Abrió el otro archivo adjunto. Era un detalle ampliado de la misma foto, algo menos nítida que la anterior.

Frank observó la imagen de un guapo joven estadounidense, con el pelo corto según la moda neoyorquina, vestido con un traje azul muy adecuado para alguien que frecuenta los tribunales.

Con toda probabilidad, aquella era la cara del cadáver sin rostro que habían encontrado poco antes. La cara de un pobre joven que había llegado a Montecarlo con la perspectiva de una regata a mar abierto, sin siquiera imaginar que terminaría su vida en el estrecho espacio del maletero de un coche. Y que el último impermeable que llevaría sería una bolsa para cadáveres…
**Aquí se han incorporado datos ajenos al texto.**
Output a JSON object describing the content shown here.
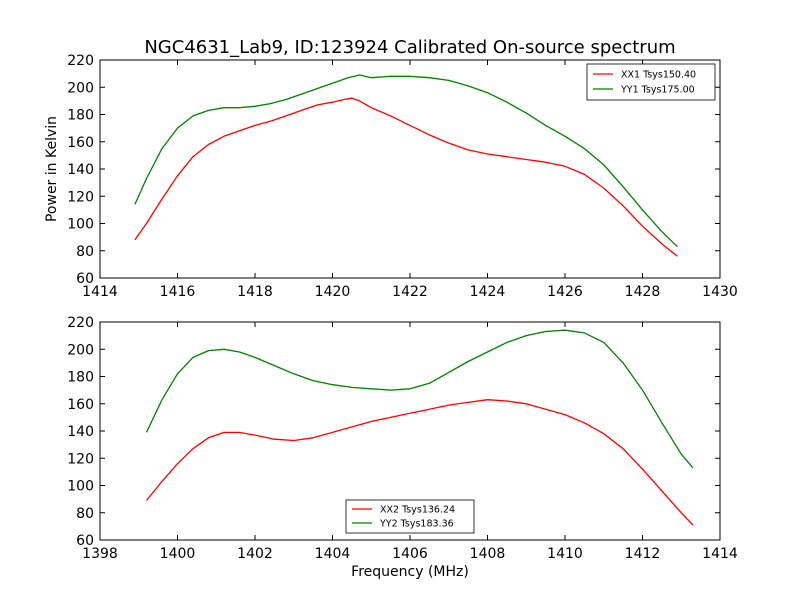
{
  "colors": {
    "red": "#ff0000",
    "green": "#008000"
  },
  "chart_data": [
    {
      "type": "line",
      "title": "NGC4631_Lab9, ID:123924 Calibrated On-source spectrum",
      "xlabel": "",
      "ylabel": "Power in Kelvin",
      "xlim": [
        1414,
        1430
      ],
      "ylim": [
        60,
        220
      ],
      "xticks": [
        1414,
        1416,
        1418,
        1420,
        1422,
        1424,
        1426,
        1428,
        1430
      ],
      "yticks": [
        60,
        80,
        100,
        120,
        140,
        160,
        180,
        200,
        220
      ],
      "legend_position": "top-right",
      "series": [
        {
          "name": "XX1 Tsys150.40",
          "color": "#ff0000",
          "x": [
            1414.9,
            1415.2,
            1415.6,
            1416.0,
            1416.4,
            1416.8,
            1417.2,
            1417.6,
            1418.0,
            1418.4,
            1418.8,
            1419.2,
            1419.6,
            1420.0,
            1420.3,
            1420.5,
            1420.7,
            1421.0,
            1421.5,
            1422.0,
            1422.5,
            1423.0,
            1423.5,
            1424.0,
            1424.5,
            1425.0,
            1425.5,
            1426.0,
            1426.5,
            1427.0,
            1427.5,
            1428.0,
            1428.5,
            1428.9
          ],
          "y": [
            88,
            100,
            118,
            135,
            149,
            158,
            164,
            168,
            172,
            175,
            179,
            183,
            187,
            189,
            191,
            192,
            190,
            185,
            179,
            172,
            165,
            159,
            154,
            151,
            149,
            147,
            145,
            142,
            136,
            126,
            113,
            98,
            85,
            76
          ]
        },
        {
          "name": "YY1 Tsys175.00",
          "color": "#008000",
          "x": [
            1414.9,
            1415.2,
            1415.6,
            1416.0,
            1416.4,
            1416.8,
            1417.2,
            1417.6,
            1418.0,
            1418.4,
            1418.8,
            1419.2,
            1419.6,
            1420.0,
            1420.4,
            1420.7,
            1421.0,
            1421.5,
            1422.0,
            1422.5,
            1423.0,
            1423.5,
            1424.0,
            1424.5,
            1425.0,
            1425.5,
            1426.0,
            1426.5,
            1427.0,
            1427.5,
            1428.0,
            1428.5,
            1428.9
          ],
          "y": [
            114,
            133,
            155,
            170,
            179,
            183,
            185,
            185,
            186,
            188,
            191,
            195,
            199,
            203,
            207,
            209,
            207,
            208,
            208,
            207,
            205,
            201,
            196,
            189,
            181,
            172,
            164,
            155,
            143,
            127,
            110,
            94,
            83
          ]
        }
      ]
    },
    {
      "type": "line",
      "title": "",
      "xlabel": "Frequency (MHz)",
      "ylabel": "",
      "xlim": [
        1398,
        1414
      ],
      "ylim": [
        60,
        220
      ],
      "xticks": [
        1398,
        1400,
        1402,
        1404,
        1406,
        1408,
        1410,
        1412,
        1414
      ],
      "yticks": [
        60,
        80,
        100,
        120,
        140,
        160,
        180,
        200,
        220
      ],
      "legend_position": "bottom-center",
      "series": [
        {
          "name": "XX2 Tsys136.24",
          "color": "#ff0000",
          "x": [
            1399.2,
            1399.6,
            1400.0,
            1400.4,
            1400.8,
            1401.2,
            1401.6,
            1402.0,
            1402.5,
            1403.0,
            1403.5,
            1404.0,
            1404.5,
            1405.0,
            1405.5,
            1406.0,
            1406.5,
            1407.0,
            1407.5,
            1408.0,
            1408.5,
            1409.0,
            1409.5,
            1410.0,
            1410.5,
            1411.0,
            1411.5,
            1412.0,
            1412.5,
            1413.0,
            1413.3
          ],
          "y": [
            89,
            103,
            116,
            127,
            135,
            139,
            139,
            137,
            134,
            133,
            135,
            139,
            143,
            147,
            150,
            153,
            156,
            159,
            161,
            163,
            162,
            160,
            156,
            152,
            146,
            138,
            127,
            112,
            96,
            80,
            71
          ]
        },
        {
          "name": "YY2 Tsys183.36",
          "color": "#008000",
          "x": [
            1399.2,
            1399.6,
            1400.0,
            1400.4,
            1400.8,
            1401.2,
            1401.6,
            1402.0,
            1402.5,
            1403.0,
            1403.5,
            1404.0,
            1404.5,
            1405.0,
            1405.5,
            1406.0,
            1406.5,
            1407.0,
            1407.5,
            1408.0,
            1408.5,
            1409.0,
            1409.5,
            1410.0,
            1410.5,
            1411.0,
            1411.5,
            1412.0,
            1412.5,
            1413.0,
            1413.3
          ],
          "y": [
            139,
            163,
            182,
            194,
            199,
            200,
            198,
            194,
            188,
            182,
            177,
            174,
            172,
            171,
            170,
            171,
            175,
            183,
            191,
            198,
            205,
            210,
            213,
            214,
            212,
            205,
            190,
            170,
            146,
            123,
            113
          ]
        }
      ]
    }
  ]
}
Frank se quedó mirando la foto. De pronto una idea descabellada se abrió paso en su cerebro, como la punta de un taladro que traspasa una pared demasiado fina.

¿Acaso era posible que…?

Abrió la agenda virtual que había encontrado en el ordenador de Nicolás. Su amigo no era un apasionado de la electrónica, pero hasta ahí llegaba. Esperaba encontrar el número que necesitaba Tecleó el apellido que buscaba y enseguida apareció en la pantalla el número correspondiente, junto al nombre completo y la dirección.

Antes de llamar preguntó a Morelli por el intercomunicador.

– Claude, ¿habéis grabado la llamada que hizo ayer Jean-Loup?

– Por supuesto.

– Necesito una copia, lo antes posible.

– Ya está hecha. Te la hago llegar enseguida.

– Gracias.

«Bien, Morelli.» Lacónico pero eficiente. Mientras marcaba el número de teléfono, Frank se preguntó cómo proseguiría la relación con Barbara, ahora que el inspector ya no frecuentaba la radio. Con ella no se había mostrado nada lacónico, aunque sí tan eficiente como siempre. Sus pensamientos se interrumpieron con la voz que le respondió al otro lado de la línea.

– ¿Diga?

Había tenido suerte. El hombre que había respondido era justo la persona con quien le interesaba hablar.

– Hola, Guillaume. Soy Frank Ottobre.

El muchacho no se sorprendió en absoluto por la llamada. Le respondió como si se hubieran visto por última vez hacía tan solo diez minutos.